В отличие от Лизы Трусоцкой Нелли и смертью своей, и словами, рвущимися из самых глубин ее исстрадавшегося сердца, дает счастье – примиряет отца с дочкой в «униженной и оскорбленной» Валковским семье Ихменевых.
Для нас впечатления от прочитанного о Нелли и Лизе Хохлаковой у Достоевского сливаются с театральными образами этих героинь. Именно в театральных постановках для многих впервые стало очевидным, что, казалось бы, такие второстепенные персонажи, как Лиза и Нелли, могут выступить на первый план. Нелли, как подметила исполнявшая ее роль С. В. Гиацинтова, девочка, а не подросток потому, что так говорить и поступать, как она, «наивно для подростка и естественно для ребенка, заглянувшего уже в пропасть человеческой жизни, ребенка озлобленного, желающего всех ненавидеть, но маленьким, нежным сердцем жаждущего любви». [67]Не ошибается Наташа Ихменева, открывающая, что Нелли любит Ивана Петровича. Как женщина, она чувствует, что ожесточение Нелли происходит от того, что тот не понимает ее любви. «Да и она-то, может быть, сама не понимает себя; ожесточение, в котором много детского, но серьезное, мучительное...» (3; 387), – пытается она войти во внутренний мир страдающей девочки. И, видимо, только этой пробуждающейся и еще не осознанной любовью можно объяснить, что Нелли была странная, иногда казавшаяся даже сумасшедшей из-за своей непоследовательности, как будто хотела «удивить и испугать своими капризами и дикими выходками» Ивана Петровича.
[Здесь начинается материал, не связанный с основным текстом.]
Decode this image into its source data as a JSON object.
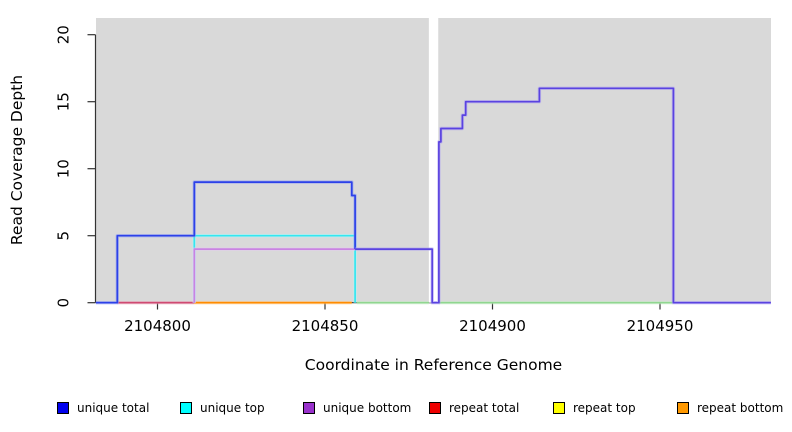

Узнав ад жизни, Нелли без перехода, минуя юность, шагала из детства во взрослую жизнь, помогая Ване, спасая Наташу. И умерла, не выдержав взрослого страдания. Сердце ее разорвалось, не вместив в себя одновременно столько любви и гнева. Вся она, не приспособленная еще для жизненных битв, противилась несправедливости, как могла, боролась с ней. Она и зверьком выглядела потому, что ей, еще ребенку, не женщине, приходилось «быть как бы маленьким гладиатором».
Примечательно, что Гиацинтова, отказавшись от воплощения на сцене эпилепсии и истеричности в образе Нелли, верно почувствовала, что ее «истерика» – это не патология, а результат психологического конфликта развивающегося ребенка в особо трудных жизненных коллизиях. Но вместе с тем она избежала и морализаторства, сентиментальности, идеализации, в значительной степени свойственных прообразу Нелли Смит – героине романа Ч. Диккенса «Лавка древностей» Нелли Трент.
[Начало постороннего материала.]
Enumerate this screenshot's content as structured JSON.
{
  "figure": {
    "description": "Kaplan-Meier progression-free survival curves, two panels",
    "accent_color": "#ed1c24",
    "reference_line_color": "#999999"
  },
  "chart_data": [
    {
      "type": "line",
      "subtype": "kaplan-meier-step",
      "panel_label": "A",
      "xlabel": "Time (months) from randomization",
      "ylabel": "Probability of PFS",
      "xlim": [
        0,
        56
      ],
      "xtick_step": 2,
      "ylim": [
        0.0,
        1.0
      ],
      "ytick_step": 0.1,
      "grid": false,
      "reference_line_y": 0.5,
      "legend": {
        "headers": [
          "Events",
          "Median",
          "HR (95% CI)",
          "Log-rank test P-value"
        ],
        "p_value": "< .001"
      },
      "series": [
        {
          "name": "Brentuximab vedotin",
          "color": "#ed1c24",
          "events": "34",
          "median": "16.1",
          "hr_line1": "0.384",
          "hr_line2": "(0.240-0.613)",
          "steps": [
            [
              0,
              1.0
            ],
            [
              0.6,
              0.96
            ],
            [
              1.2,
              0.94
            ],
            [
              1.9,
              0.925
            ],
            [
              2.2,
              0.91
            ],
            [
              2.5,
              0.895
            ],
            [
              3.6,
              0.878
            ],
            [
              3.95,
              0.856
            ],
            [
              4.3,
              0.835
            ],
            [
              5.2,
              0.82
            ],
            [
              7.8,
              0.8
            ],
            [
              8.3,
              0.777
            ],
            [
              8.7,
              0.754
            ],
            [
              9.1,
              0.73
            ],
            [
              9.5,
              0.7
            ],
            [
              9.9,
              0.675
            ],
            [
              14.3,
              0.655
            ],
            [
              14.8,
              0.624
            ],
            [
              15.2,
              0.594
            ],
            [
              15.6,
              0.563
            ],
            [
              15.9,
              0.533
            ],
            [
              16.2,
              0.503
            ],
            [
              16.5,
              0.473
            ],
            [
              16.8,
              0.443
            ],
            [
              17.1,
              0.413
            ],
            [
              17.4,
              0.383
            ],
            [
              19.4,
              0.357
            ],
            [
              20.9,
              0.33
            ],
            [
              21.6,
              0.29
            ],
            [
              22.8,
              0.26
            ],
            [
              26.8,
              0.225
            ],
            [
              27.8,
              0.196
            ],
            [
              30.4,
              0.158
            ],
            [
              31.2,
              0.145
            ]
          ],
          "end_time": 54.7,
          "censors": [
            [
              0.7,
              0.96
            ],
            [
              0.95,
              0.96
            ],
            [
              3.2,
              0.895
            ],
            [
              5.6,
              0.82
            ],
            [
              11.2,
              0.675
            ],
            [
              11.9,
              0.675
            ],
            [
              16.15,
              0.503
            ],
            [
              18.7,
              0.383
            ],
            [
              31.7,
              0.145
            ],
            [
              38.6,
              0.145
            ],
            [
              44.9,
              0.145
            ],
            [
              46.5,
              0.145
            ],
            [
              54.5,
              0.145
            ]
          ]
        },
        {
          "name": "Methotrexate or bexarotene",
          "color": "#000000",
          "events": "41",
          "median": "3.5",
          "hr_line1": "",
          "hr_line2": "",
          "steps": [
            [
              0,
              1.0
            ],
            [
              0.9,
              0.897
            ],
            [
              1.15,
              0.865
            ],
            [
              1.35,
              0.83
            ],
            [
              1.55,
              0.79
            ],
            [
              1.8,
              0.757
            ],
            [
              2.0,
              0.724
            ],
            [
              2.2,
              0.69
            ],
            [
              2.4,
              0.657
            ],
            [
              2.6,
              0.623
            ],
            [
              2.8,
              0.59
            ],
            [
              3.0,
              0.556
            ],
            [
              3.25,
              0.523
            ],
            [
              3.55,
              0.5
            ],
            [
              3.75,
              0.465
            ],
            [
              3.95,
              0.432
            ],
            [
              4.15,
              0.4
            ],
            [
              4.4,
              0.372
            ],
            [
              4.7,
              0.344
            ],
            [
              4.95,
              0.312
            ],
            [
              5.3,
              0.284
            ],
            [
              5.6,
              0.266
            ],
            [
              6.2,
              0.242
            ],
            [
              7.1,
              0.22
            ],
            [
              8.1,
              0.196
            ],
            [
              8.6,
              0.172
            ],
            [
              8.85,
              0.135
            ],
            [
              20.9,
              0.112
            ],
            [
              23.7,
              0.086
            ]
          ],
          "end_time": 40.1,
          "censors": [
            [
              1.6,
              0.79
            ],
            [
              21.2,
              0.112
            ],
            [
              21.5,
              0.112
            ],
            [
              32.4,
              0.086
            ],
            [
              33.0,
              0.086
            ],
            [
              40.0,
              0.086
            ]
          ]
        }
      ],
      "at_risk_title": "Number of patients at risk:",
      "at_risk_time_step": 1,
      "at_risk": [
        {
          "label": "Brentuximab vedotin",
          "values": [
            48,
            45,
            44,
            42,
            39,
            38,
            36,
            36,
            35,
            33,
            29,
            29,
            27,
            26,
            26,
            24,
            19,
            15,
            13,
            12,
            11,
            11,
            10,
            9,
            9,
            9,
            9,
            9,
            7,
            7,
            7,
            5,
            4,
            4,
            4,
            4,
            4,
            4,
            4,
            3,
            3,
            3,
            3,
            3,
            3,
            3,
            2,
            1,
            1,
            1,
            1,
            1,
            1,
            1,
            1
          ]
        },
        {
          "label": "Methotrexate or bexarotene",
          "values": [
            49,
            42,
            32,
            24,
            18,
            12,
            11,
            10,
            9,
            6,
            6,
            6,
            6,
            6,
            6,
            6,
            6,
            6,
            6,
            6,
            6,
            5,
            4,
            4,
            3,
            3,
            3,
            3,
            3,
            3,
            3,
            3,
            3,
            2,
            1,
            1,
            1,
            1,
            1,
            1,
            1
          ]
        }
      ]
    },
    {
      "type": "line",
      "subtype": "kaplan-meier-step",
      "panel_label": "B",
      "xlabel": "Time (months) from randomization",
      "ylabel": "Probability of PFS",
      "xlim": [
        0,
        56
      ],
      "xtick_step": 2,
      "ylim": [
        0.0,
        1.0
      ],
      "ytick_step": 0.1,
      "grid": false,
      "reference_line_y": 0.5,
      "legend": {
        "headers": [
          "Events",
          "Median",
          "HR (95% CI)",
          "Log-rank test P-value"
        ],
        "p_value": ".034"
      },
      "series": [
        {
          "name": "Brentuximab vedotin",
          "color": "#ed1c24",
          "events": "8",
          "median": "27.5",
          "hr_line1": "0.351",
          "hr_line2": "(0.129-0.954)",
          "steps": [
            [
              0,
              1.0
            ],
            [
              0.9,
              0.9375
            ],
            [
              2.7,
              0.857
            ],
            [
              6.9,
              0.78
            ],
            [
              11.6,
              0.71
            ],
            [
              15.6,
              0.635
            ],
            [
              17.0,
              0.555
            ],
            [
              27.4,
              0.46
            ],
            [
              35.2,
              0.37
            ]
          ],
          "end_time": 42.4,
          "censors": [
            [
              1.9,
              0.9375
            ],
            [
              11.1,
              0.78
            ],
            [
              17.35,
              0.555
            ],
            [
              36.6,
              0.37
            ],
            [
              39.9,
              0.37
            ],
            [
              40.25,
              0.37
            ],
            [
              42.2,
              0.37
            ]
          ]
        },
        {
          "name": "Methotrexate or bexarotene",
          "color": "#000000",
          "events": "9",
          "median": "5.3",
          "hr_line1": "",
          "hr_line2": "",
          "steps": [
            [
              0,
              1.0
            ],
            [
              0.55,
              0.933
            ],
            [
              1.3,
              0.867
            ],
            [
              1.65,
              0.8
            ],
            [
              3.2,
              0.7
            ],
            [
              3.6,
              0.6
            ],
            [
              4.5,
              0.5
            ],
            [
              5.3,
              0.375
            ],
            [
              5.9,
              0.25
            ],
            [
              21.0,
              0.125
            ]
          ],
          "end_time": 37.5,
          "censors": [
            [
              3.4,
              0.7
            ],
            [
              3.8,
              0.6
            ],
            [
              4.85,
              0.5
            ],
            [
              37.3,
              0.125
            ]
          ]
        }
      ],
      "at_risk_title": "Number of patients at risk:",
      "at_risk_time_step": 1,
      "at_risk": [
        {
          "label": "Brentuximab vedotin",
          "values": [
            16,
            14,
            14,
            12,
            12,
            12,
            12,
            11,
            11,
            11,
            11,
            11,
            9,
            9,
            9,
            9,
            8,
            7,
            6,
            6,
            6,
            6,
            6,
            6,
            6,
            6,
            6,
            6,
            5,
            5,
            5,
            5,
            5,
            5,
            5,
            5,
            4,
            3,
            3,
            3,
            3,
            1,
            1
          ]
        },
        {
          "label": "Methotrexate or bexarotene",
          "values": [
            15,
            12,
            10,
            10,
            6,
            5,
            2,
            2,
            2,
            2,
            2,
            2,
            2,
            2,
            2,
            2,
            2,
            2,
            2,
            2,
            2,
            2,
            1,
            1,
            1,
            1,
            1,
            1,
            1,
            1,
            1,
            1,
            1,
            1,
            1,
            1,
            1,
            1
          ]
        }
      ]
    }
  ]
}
Ее последние слова перед смертью – суровый приговор человеческой жестокости, горький укор самолюбивому эгоизму. Ее настоящая, живая любовь, желание дать счастье остающимся после ее смерти людям одержали победу в этой битве с жестокостью, непримиримостью. И опять же не скажешь лучше Гиацинтовой: «Впервые открывая всем, что накопилось за маленькую, но такую тяжелую жизнь, она, как храбрый солдатик, давала последний отчаянный бой целому миру. Она торопилась все досказать, всех примирить, как будто знала наперед, что сейчас умрет...». [68]
Н. А. Добролюбов сетует, что «сильный, горячий характер маленькой Нелли» не может прийти к «борьбе постоянной и правильной...». [69]Но эта «неправильная борьба», принимающая болезненные истероподобные формы у Нелли, служит, однако, счастью других людей.
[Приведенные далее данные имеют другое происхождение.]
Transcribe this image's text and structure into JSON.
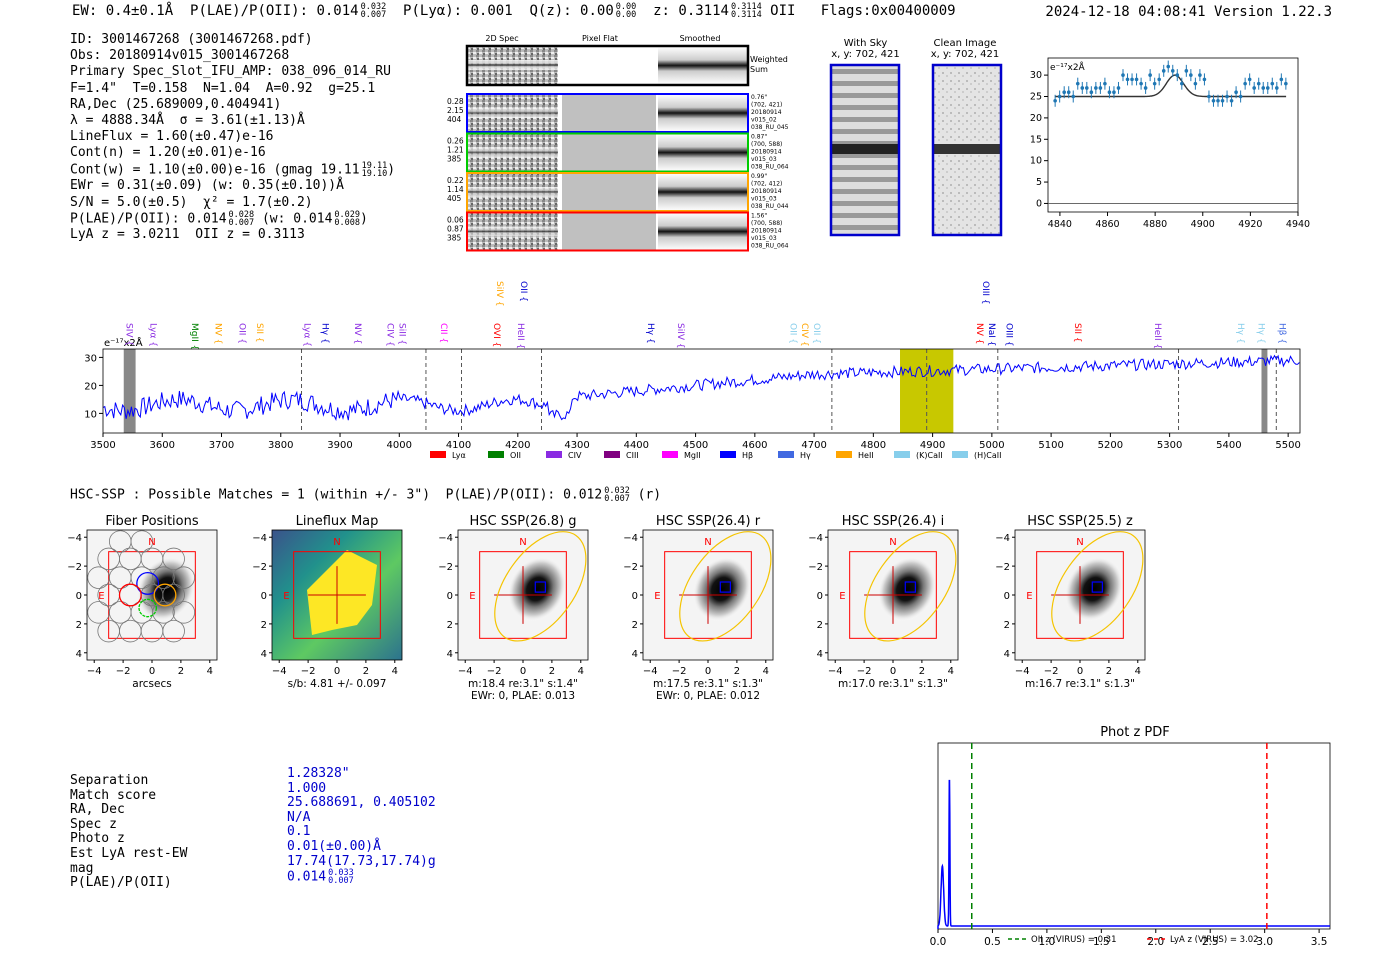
{
  "header": {
    "ew": "EW: 0.4±0.1Å",
    "plae_label": "P(LAE)/P(OII): 0.014",
    "plae_sup": [
      "0.032",
      "0.007"
    ],
    "plya": "P(Lyα): 0.001",
    "qz_label": "Q(z): 0.00",
    "qz_sup": [
      "0.00",
      "0.00"
    ],
    "z_label": "z: 0.3114",
    "z_sup": [
      "0.3114",
      "0.3114"
    ],
    "z_line": "OII",
    "flags": "Flags:0x00400009",
    "timestamp": "2024-12-18 04:08:41  Version 1.22.3"
  },
  "info": {
    "id": "ID: 3001467268 (3001467268.pdf)",
    "obs": "Obs: 20180914v015_3001467268",
    "slot": "Primary Spec_Slot_IFU_AMP: 038_096_014_RU",
    "fit": "F=1.4\"  T=0.158  N=1.04  A=0.92  g=25.1",
    "radec": "RA,Dec (25.689009,0.404941)",
    "lambda": "λ = 4888.34Å  σ = 3.61(±1.13)Å",
    "lineflux": "LineFlux = 1.60(±0.47)e-16",
    "contn": "Cont(n) = 1.20(±0.01)e-16",
    "contw": "Cont(w) = 1.10(±0.00)e-16 (gmag 19.11",
    "contw_sup": [
      "19.11",
      "19.10"
    ],
    "ewr": "EWr = 0.31(±0.09) (w: 0.35(±0.10))Å",
    "sn": "S/N = 5.0(±0.5)  χ² = 1.7(±0.2)",
    "plae": "P(LAE)/P(OII): 0.014",
    "plae_sup": [
      "0.028",
      "0.007"
    ],
    "plae_w": "(w: 0.014",
    "plae_w_sup": [
      "0.029",
      "0.008"
    ],
    "lyaz": "LyA z = 3.0211  OII z = 0.3113"
  },
  "cutouts": {
    "col_headers": [
      "2D Spec",
      "Pixel Flat",
      "Smoothed"
    ],
    "weighted_sum": [
      "Weighted",
      "Sum"
    ],
    "rows": [
      {
        "color": "#0000ff",
        "left": [
          "0.28",
          "2.15",
          "404"
        ],
        "right": [
          "0.76\"",
          "(702, 421)",
          "20180914",
          "v015_02",
          "038_RU_045"
        ]
      },
      {
        "color": "#00cc00",
        "left": [
          "0.26",
          "1.21",
          "385"
        ],
        "right": [
          "0.87\"",
          "(700, 588)",
          "20180914",
          "v015_03",
          "038_RU_064"
        ]
      },
      {
        "color": "#ffa500",
        "left": [
          "0.22",
          "1.14",
          "405"
        ],
        "right": [
          "0.99\"",
          "(702, 412)",
          "20180914",
          "v015_03",
          "038_RU_044"
        ]
      },
      {
        "color": "#ff0000",
        "left": [
          "0.06",
          "0.87",
          "385"
        ],
        "right": [
          "1.56\"",
          "(700, 588)",
          "20180914",
          "v015_03",
          "038_RU_064"
        ]
      }
    ],
    "with_sky": {
      "title": "With Sky",
      "coords": "x, y: 702, 421"
    },
    "clean": {
      "title": "Clean Image",
      "coords": "x, y: 702, 421"
    }
  },
  "zoom_chart": {
    "type": "scatter",
    "ylabel": "e⁻¹⁷x2Å",
    "xlim": [
      4835,
      4940
    ],
    "ylim": [
      -2,
      34
    ],
    "xticks": [
      "4840",
      "4860",
      "4880",
      "4900",
      "4920",
      "4940"
    ],
    "yticks": [
      "0",
      "5",
      "10",
      "15",
      "20",
      "25",
      "30"
    ]
  },
  "spectrum": {
    "ylabel": "e⁻¹⁷x2Å",
    "xticks": [
      "3500",
      "3600",
      "3700",
      "3800",
      "3900",
      "4000",
      "4100",
      "4200",
      "4300",
      "4400",
      "4500",
      "4600",
      "4700",
      "4800",
      "4900",
      "5000",
      "5100",
      "5200",
      "5300",
      "5400",
      "5500"
    ],
    "yticks": [
      "10",
      "20",
      "30"
    ],
    "lines": [
      {
        "label": "SIV",
        "color": "#8a2be2",
        "w": 3540,
        "row": 1
      },
      {
        "label": "Lyα",
        "color": "#8a2be2",
        "w": 3580,
        "row": 1
      },
      {
        "label": "MgII",
        "color": "#008000",
        "w": 3650,
        "row": 1
      },
      {
        "label": "NV",
        "color": "#ffa500",
        "w": 3690,
        "row": 1
      },
      {
        "label": "OII",
        "color": "#8a2be2",
        "w": 3730,
        "row": 1
      },
      {
        "label": "SII",
        "color": "#ffa500",
        "w": 3760,
        "row": 1
      },
      {
        "label": "Lyα",
        "color": "#8a2be2",
        "w": 3840,
        "row": 1
      },
      {
        "label": "Hγ",
        "color": "#0000cc",
        "w": 3870,
        "row": 1
      },
      {
        "label": "NV",
        "color": "#8a2be2",
        "w": 3925,
        "row": 1
      },
      {
        "label": "CIV",
        "color": "#8a2be2",
        "w": 3980,
        "row": 1
      },
      {
        "label": "SiII",
        "color": "#8a2be2",
        "w": 4000,
        "row": 1
      },
      {
        "label": "CII",
        "color": "#ff00ff",
        "w": 4070,
        "row": 1
      },
      {
        "label": "OVI",
        "color": "#ff0000",
        "w": 4160,
        "row": 1
      },
      {
        "label": "HeII",
        "color": "#8a2be2",
        "w": 4200,
        "row": 1
      },
      {
        "label": "SiIV",
        "color": "#ffa500",
        "w": 4165,
        "row": 0
      },
      {
        "label": "OII",
        "color": "#0000cc",
        "w": 4205,
        "row": 0
      },
      {
        "label": "Hγ",
        "color": "#0000cc",
        "w": 4420,
        "row": 1
      },
      {
        "label": "SiIV",
        "color": "#8a2be2",
        "w": 4470,
        "row": 1
      },
      {
        "label": "OII",
        "color": "#87ceeb",
        "w": 4660,
        "row": 1
      },
      {
        "label": "CIV",
        "color": "#ffa500",
        "w": 4680,
        "row": 1
      },
      {
        "label": "OII",
        "color": "#87ceeb",
        "w": 4700,
        "row": 1
      },
      {
        "label": "NV",
        "color": "#ff0000",
        "w": 4975,
        "row": 1
      },
      {
        "label": "NaI",
        "color": "#0000cc",
        "w": 4995,
        "row": 1
      },
      {
        "label": "OIII",
        "color": "#0000cc",
        "w": 5025,
        "row": 1
      },
      {
        "label": "OIII",
        "color": "#0000cc",
        "w": 4985,
        "row": 0
      },
      {
        "label": "SII",
        "color": "#ff0000",
        "w": 5140,
        "row": 1
      },
      {
        "label": "HeII",
        "color": "#8a2be2",
        "w": 5275,
        "row": 1
      },
      {
        "label": "Hγ",
        "color": "#87ceeb",
        "w": 5415,
        "row": 1
      },
      {
        "label": "Hγ",
        "color": "#87ceeb",
        "w": 5450,
        "row": 1
      },
      {
        "label": "Hβ",
        "color": "#4169e1",
        "w": 5485,
        "row": 1
      }
    ],
    "legend": [
      {
        "label": "Lyα",
        "color": "#ff0000"
      },
      {
        "label": "OII",
        "color": "#008000"
      },
      {
        "label": "CIV",
        "color": "#8a2be2"
      },
      {
        "label": "CIII",
        "color": "#800080"
      },
      {
        "label": "MgII",
        "color": "#ff00ff"
      },
      {
        "label": "Hβ",
        "color": "#0000ff"
      },
      {
        "label": "Hγ",
        "color": "#4169e1"
      },
      {
        "label": "HeII",
        "color": "#ffa500"
      },
      {
        "label": "(K)CaII",
        "color": "#87ceeb"
      },
      {
        "label": "(H)CaII",
        "color": "#87ceeb"
      }
    ]
  },
  "hsc": {
    "line_label": "HSC-SSP : Possible Matches = 1 (within +/- 3\")  P(LAE)/P(OII): 0.012",
    "line_sup": [
      "0.032",
      "0.007"
    ],
    "line_tail": "(r)"
  },
  "panels": [
    {
      "title": "Fiber Positions",
      "sub1": "arcsecs",
      "sub2": ""
    },
    {
      "title": "Lineflux Map",
      "sub1": "s/b: 4.81 +/- 0.097",
      "sub2": ""
    },
    {
      "title": "HSC SSP(26.8) g",
      "sub1": "m:18.4  re:3.1\"  s:1.4\"",
      "sub2": "EWr: 0, PLAE: 0.013"
    },
    {
      "title": "HSC SSP(26.4) r",
      "sub1": "m:17.5  re:3.1\"  s:1.3\"",
      "sub2": "EWr: 0, PLAE: 0.012"
    },
    {
      "title": "HSC SSP(26.4) i",
      "sub1": "m:17.0  re:3.1\"  s:1.3\"",
      "sub2": ""
    },
    {
      "title": "HSC SSP(25.5) z",
      "sub1": "m:16.7  re:3.1\"  s:1.3\"",
      "sub2": ""
    }
  ],
  "panel_axes": {
    "ticks": [
      "−4",
      "−2",
      "0",
      "2",
      "4"
    ],
    "n_label": "N",
    "e_label": "E"
  },
  "separation": {
    "labels": [
      "Separation",
      "Match score",
      "RA, Dec",
      "Spec z",
      "Photo z",
      "Est LyA rest-EW",
      "mag",
      "P(LAE)/P(OII)"
    ],
    "values": [
      "1.28328\"",
      "1.000",
      "25.688691, 0.405102",
      "N/A",
      "0.1",
      "0.01(±0.00)Å",
      "17.74(17.73,17.74)g",
      "0.014"
    ],
    "plae_sup": [
      "0.033",
      "0.007"
    ]
  },
  "photz": {
    "title": "Phot z PDF",
    "type": "line",
    "xlim": [
      0,
      3.6
    ],
    "xticks": [
      "0.0",
      "0.5",
      "1.0",
      "1.5",
      "2.0",
      "2.5",
      "3.0",
      "3.5"
    ],
    "oii_z": 0.31,
    "lya_z": 3.02,
    "legend": [
      "OII z (VIRUS) = 0.31",
      "LyA z (VIRUS) = 3.02"
    ]
  },
  "colors": {
    "spectrum": "#0000ff",
    "highlight": "#c8c800",
    "oii": "#008000",
    "lya": "#ff0000"
  }
}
Острый, недобрый темперамент Лизы Хохлаковой как бы булавочкой колет всех вокруг: «Капризная, нервная, она вертелась в своем кресле, не зная минуты покоя. И каждый мускул в лице дрожал, и глаза возбужденно горели, и голос, звавший: „Алеша, Алеша!“, звучал то детски-поэтично, то настойчиво-властно, то горестно. Дитя, бесенок, мучительница, страдалица – все заключало в себе это странное и хрупкое существо...» Это блестящее описание исполнения роли Лизы К. Н. Кореневой полностью совпадает с нашими впечатлениями о ней, вынесенными из романа и увиденными в его сценических инсценировках.